Dakota Johnson vem merecendo o epíteto de “a mocinha mais cativante de Hollywood”. Fugindo dos estereótipos, Johnson tem brindado o público com personagens avessos a idealizações, controversos, atormentados por dúvidas, num ritmo promissor que anima os fãs do bom cinema. Seu desempenho em “Amores Materialistas” (2025), o filme pipoca-cabeça dirigido por Celine Song, ou “Papai” (2023), drama experimental (e surpreendente) levado à tela por Christy Hall, ratificam a proposição, e “Amores à Parte” também certifica essa temporada de sucessos plurais, escolhidos a dedo, mas que deixam a reconfortante sensação de um acaso despretensioso. Melhor ainda é verificar que tudo no longa acompanha esse padrão.
Técnica e espontaneidade
O diretor Michael Angelo Covino e o corroteirista Kyle Marvin conduzem a audiência por uma longa viagem até chegarem aonde desejam. Na abertura, trafegam por uma rodovia um homem realizado e sua esposa, comentando a respeito de seu enlace de catorze meses e fazendo planos para um futuro próximo. Carey e Ashley estão em sintonia tão afinada que uma conversa leva a um joguinho sexual enquanto ele dirige, e a brincadeira termina no momento em que o motorista do outro veículo e sua esposa sofrem um acidente.

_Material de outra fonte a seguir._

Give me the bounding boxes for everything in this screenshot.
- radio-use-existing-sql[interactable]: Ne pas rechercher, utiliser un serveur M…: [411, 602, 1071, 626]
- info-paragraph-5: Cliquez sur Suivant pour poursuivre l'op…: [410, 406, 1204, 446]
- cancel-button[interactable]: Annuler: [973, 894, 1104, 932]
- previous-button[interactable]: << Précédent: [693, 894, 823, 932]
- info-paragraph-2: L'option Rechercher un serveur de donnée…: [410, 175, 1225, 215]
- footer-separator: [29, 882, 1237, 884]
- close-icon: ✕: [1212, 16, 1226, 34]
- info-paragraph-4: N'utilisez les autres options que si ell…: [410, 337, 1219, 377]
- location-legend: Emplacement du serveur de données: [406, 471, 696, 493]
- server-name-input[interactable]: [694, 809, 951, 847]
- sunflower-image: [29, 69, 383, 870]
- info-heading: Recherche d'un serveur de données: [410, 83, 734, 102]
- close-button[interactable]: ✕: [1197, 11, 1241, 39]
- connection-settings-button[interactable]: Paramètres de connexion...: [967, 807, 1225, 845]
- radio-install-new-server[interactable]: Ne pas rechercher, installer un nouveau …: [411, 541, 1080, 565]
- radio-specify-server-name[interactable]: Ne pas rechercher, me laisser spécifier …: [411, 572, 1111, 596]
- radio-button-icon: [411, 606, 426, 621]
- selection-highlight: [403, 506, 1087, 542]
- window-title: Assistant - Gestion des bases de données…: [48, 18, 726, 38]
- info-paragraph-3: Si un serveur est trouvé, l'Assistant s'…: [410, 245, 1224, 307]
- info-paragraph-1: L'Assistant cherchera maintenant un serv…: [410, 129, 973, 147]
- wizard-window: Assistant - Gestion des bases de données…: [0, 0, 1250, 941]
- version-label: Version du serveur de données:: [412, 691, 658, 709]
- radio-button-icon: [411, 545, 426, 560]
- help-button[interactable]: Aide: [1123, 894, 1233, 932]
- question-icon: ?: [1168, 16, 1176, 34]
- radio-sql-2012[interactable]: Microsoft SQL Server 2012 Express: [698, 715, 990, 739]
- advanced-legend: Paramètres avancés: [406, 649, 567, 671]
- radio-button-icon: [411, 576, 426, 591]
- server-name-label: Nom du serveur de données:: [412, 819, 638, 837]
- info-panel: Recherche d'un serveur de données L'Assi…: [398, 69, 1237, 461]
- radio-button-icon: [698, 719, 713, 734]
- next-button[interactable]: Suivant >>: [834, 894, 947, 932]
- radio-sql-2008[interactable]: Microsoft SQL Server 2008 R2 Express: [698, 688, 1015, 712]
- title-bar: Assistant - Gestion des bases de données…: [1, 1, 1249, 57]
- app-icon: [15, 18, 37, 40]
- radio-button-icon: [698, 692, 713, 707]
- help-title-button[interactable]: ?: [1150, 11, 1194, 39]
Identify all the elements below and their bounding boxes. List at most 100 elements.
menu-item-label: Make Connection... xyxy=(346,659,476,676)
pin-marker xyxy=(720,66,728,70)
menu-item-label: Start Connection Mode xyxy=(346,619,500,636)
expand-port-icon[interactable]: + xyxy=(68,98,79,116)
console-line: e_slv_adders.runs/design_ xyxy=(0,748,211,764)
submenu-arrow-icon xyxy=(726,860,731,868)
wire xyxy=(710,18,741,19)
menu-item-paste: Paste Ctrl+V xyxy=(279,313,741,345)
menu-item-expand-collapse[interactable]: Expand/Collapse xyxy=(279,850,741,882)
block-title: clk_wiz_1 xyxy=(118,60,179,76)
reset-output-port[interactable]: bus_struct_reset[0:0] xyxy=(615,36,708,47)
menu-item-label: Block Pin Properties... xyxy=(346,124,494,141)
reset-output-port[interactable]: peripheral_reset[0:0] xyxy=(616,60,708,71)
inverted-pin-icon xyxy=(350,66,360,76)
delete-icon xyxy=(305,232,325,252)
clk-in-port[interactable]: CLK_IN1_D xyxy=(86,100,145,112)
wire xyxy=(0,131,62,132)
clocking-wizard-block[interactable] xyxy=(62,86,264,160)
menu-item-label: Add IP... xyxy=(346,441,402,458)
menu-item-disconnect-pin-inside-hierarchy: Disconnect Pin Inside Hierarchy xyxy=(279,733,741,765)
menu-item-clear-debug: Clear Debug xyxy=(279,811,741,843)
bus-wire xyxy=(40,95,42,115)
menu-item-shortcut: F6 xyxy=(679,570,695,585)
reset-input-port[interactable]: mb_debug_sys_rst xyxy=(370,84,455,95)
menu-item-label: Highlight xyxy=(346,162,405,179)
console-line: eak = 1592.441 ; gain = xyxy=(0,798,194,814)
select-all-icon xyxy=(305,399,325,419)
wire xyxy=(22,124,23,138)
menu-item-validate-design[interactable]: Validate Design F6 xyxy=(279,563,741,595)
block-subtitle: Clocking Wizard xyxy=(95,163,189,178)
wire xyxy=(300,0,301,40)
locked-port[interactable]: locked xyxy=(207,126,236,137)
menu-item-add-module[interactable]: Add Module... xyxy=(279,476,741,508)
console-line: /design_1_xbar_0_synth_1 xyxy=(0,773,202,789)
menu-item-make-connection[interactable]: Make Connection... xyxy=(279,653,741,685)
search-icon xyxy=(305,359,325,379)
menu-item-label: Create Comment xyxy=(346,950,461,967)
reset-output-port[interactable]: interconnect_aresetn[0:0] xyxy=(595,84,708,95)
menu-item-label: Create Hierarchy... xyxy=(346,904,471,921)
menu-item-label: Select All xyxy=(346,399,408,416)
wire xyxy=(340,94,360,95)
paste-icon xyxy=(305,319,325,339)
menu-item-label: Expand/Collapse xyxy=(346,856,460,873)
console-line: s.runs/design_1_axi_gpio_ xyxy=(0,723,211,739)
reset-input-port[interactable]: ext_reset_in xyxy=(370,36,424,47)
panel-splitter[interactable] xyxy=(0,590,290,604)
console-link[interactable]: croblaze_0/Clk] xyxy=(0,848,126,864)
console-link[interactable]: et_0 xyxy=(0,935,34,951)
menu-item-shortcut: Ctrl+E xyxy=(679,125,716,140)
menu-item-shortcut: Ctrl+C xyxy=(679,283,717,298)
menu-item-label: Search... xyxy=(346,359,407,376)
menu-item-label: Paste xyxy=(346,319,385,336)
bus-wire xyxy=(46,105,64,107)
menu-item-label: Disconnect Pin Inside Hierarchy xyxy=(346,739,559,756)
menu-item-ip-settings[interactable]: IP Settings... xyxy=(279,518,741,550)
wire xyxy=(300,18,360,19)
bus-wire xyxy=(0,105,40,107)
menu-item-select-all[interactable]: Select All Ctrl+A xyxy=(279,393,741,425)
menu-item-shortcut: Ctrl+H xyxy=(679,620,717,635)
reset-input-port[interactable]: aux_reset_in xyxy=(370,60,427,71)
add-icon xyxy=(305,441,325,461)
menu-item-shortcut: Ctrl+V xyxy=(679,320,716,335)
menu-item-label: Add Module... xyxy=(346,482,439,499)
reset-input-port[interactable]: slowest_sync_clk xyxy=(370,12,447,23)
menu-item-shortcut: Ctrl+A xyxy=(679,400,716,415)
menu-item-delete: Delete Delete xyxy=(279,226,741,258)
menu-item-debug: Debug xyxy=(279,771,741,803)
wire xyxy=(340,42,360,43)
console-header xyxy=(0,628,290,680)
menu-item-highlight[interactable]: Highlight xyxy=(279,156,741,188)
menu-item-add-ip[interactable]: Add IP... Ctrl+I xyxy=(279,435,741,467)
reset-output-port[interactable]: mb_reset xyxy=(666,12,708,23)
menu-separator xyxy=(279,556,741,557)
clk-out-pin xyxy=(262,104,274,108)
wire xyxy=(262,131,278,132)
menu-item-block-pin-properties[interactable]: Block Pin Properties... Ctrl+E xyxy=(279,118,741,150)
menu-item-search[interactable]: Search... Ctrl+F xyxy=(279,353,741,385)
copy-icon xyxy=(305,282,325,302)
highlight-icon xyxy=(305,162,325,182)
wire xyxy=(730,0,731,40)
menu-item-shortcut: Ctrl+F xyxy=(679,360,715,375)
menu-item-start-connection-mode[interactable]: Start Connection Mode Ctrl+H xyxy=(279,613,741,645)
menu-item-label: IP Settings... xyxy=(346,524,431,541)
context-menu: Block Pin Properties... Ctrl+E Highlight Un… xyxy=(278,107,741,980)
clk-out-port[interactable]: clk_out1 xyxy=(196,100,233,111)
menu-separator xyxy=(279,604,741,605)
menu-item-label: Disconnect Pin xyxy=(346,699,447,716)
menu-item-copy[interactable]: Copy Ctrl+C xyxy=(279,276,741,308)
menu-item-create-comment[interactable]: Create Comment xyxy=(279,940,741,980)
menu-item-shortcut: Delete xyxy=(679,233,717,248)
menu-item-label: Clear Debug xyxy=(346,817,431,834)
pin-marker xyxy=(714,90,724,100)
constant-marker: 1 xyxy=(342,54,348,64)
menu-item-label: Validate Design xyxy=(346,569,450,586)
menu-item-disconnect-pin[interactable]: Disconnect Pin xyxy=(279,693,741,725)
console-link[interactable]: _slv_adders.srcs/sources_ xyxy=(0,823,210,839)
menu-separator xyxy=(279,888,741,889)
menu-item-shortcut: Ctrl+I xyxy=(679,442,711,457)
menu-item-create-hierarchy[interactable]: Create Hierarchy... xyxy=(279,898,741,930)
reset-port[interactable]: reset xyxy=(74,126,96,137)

Como se não bastasse, Ashley resolve desabafar e diz que, embora ame o marido, não suporta mais estar casada, e isso desencadeia um surto em Carey. Os dois estavam indo à casa de Julie e Paul, e chegam, Ashley de carro e Carey a pé, após longa jornada. Mas terá sua recompensa.
Ação entre amigos
Julie e Paul são um casal feliz, não por viverem como os outros pensam que vivem, mas por terem firmado o compromisso de jamais perder a oportunidade de ter uma novos parceiros ou mesmo namorados quando quiserem. Carey aparece na hora certa, e depois de uma sequência em que os três conversam no banheiro enquanto Carey toma uma ducha, Julie dá a entender que ele teria chance. “Amores à Parte” envereda para uma crônica sobre as relações do nosso tempo, sempre muito equilibrados, baseados na liberdade que escraviza. O próprio Covino interpreta Paul guiando o personagem para uma insatisfação tácita com a poligamia, mas tendo de lidar com a atração de Julie por Carey. Johnson refina o turbilhão de ideias que o enredo insufla, ajudada por Kyle Marvin que, por sua vez, levanta a bola para Adria Arjona. Aqui, a amizade ganha do amor.